## Full digital driving voice and audio load on an IC

Dake Liu<sup>1</sup> Ronny Nilsson and Fredrik Norling<sup>2</sup>

<sup>1</sup>Dept. of Electrical Engineering, Linköping University, SE-581 83 Linköping, Sweden dake@isy.liu.se, phone +46 13 281256, fax 46 13 139282

<sup>2</sup>Ericsson Microelectronics, Isafjordsgatan 16, 16481, Kista-Stockholm, Sweden

Abstract -- This paper presents a study of how digital to analog conversion for low cost voice-audio can be achieved without analog components. The idea is to use an 1-bit oversampling digital to analog converter and utilize the fact that a loudspeaker has a very limited frequency bandwidth. Several methods to implement 1bit digital to analog converters are thoroughly discussed. Functional design and verification as well as low power design are done. The design is implemented in a  $0.35\mu$  full-custom ASIC. The measured power consumption is 0.056mW when supply voltage is 2.5V The solution is suitable for voice and audio terminals for communications.

### I. INTRODUCTION

Design cost and silicon cost of an digital to analog converter is high. The reason is that conventional D/A converters need precise analog components in their conversion circuits and in their analog filters. For example, if a 13-bit D/A converter with a supply voltage of 2.5V is to be designed, the error (1/2LSB) tolerance on voltage must be less than 0.15mV. We need a special analog silicon technology to support such high requirements and an analog process cost could be 25% higher comparing to the digital process with the same feature size.
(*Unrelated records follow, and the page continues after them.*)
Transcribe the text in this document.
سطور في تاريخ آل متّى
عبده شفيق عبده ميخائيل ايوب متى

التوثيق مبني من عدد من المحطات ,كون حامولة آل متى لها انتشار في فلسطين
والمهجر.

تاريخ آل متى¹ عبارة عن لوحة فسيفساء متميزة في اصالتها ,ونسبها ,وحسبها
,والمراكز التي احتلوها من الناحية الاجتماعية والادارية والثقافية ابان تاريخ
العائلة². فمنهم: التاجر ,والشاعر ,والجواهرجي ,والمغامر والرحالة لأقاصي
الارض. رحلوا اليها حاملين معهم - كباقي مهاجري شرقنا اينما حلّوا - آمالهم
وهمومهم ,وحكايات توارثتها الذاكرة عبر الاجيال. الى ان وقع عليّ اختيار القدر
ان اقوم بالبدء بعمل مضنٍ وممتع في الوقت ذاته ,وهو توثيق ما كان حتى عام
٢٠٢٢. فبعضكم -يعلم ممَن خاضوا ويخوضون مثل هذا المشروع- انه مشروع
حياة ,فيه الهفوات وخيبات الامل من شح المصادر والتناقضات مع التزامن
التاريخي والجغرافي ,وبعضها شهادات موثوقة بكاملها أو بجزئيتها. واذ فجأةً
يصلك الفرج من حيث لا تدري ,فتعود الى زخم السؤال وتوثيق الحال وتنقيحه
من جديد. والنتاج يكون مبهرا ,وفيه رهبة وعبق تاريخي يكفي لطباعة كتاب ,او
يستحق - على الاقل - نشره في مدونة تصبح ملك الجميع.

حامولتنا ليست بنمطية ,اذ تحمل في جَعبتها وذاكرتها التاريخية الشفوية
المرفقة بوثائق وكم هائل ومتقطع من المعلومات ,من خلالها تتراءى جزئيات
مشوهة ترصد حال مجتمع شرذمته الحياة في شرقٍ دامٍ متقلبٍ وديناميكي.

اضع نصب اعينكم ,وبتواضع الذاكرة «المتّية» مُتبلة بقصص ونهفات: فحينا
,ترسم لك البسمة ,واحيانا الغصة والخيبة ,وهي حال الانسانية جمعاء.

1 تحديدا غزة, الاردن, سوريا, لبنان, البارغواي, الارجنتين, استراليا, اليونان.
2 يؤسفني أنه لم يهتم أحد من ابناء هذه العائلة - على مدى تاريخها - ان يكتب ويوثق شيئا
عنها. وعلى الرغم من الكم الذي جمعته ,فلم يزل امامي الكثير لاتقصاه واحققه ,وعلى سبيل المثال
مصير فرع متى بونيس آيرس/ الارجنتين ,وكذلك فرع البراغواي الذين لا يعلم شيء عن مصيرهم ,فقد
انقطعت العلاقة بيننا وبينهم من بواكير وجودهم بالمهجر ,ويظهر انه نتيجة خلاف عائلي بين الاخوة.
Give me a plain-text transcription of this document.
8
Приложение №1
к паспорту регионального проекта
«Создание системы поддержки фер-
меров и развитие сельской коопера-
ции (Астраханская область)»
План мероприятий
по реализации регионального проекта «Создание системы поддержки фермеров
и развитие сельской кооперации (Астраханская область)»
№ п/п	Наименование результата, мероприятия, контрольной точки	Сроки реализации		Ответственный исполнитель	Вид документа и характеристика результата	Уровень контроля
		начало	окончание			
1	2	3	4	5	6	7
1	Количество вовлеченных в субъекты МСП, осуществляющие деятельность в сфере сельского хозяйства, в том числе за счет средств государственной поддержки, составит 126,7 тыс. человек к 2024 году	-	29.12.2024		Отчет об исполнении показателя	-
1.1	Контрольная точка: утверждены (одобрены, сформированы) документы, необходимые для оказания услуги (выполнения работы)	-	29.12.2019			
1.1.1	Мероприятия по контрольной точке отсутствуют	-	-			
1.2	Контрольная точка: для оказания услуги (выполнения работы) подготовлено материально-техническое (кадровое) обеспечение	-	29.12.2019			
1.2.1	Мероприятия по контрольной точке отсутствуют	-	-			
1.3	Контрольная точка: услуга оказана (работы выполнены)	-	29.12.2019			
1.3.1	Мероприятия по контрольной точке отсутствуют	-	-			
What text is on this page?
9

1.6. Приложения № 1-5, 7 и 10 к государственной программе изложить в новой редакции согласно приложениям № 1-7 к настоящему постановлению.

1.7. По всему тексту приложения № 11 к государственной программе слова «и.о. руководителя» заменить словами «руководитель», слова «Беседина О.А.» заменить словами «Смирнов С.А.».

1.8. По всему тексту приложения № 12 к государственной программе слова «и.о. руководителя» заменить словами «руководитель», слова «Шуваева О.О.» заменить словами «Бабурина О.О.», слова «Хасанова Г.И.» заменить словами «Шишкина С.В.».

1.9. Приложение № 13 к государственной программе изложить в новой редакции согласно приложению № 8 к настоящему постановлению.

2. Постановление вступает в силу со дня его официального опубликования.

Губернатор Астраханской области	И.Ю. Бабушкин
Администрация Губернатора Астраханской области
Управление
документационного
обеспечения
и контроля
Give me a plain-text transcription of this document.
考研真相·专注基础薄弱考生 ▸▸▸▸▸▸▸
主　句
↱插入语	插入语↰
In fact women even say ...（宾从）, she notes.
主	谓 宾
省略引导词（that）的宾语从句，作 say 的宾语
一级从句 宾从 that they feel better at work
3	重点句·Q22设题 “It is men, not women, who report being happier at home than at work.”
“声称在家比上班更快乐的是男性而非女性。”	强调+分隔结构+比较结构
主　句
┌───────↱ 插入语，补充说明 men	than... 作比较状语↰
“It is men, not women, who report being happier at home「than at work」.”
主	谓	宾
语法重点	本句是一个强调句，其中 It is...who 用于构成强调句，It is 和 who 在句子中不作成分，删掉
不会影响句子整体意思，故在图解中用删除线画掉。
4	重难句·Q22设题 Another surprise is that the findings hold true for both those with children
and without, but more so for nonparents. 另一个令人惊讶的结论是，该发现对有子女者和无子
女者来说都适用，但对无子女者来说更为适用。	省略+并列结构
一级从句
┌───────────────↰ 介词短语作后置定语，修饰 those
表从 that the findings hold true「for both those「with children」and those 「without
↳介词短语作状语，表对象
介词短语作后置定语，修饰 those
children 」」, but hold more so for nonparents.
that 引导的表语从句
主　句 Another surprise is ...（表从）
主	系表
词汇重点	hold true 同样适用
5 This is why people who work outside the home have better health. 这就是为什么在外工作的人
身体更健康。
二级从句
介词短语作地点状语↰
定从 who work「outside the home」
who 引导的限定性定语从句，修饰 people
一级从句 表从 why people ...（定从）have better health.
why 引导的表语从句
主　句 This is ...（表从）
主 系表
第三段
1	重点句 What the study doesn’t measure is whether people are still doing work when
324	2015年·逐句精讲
A low power driving on IC (Integrated Circuit) for voice and audio load is essential components in a communication terminals IC or in a home electronic product IC. After digital signal processing, we use to drive the voice and audio load using analog power amplifier via a DA (Digital to analog) converter. An ideal case is that, a low power voice and audio load or an earphone should be driven only by digital circuit based on digital silicon process to decrease the cost from DA converter and the cost from the analog power amplifier. The design and silicon cost should be very low and the performance of driving voice and audio load must be high.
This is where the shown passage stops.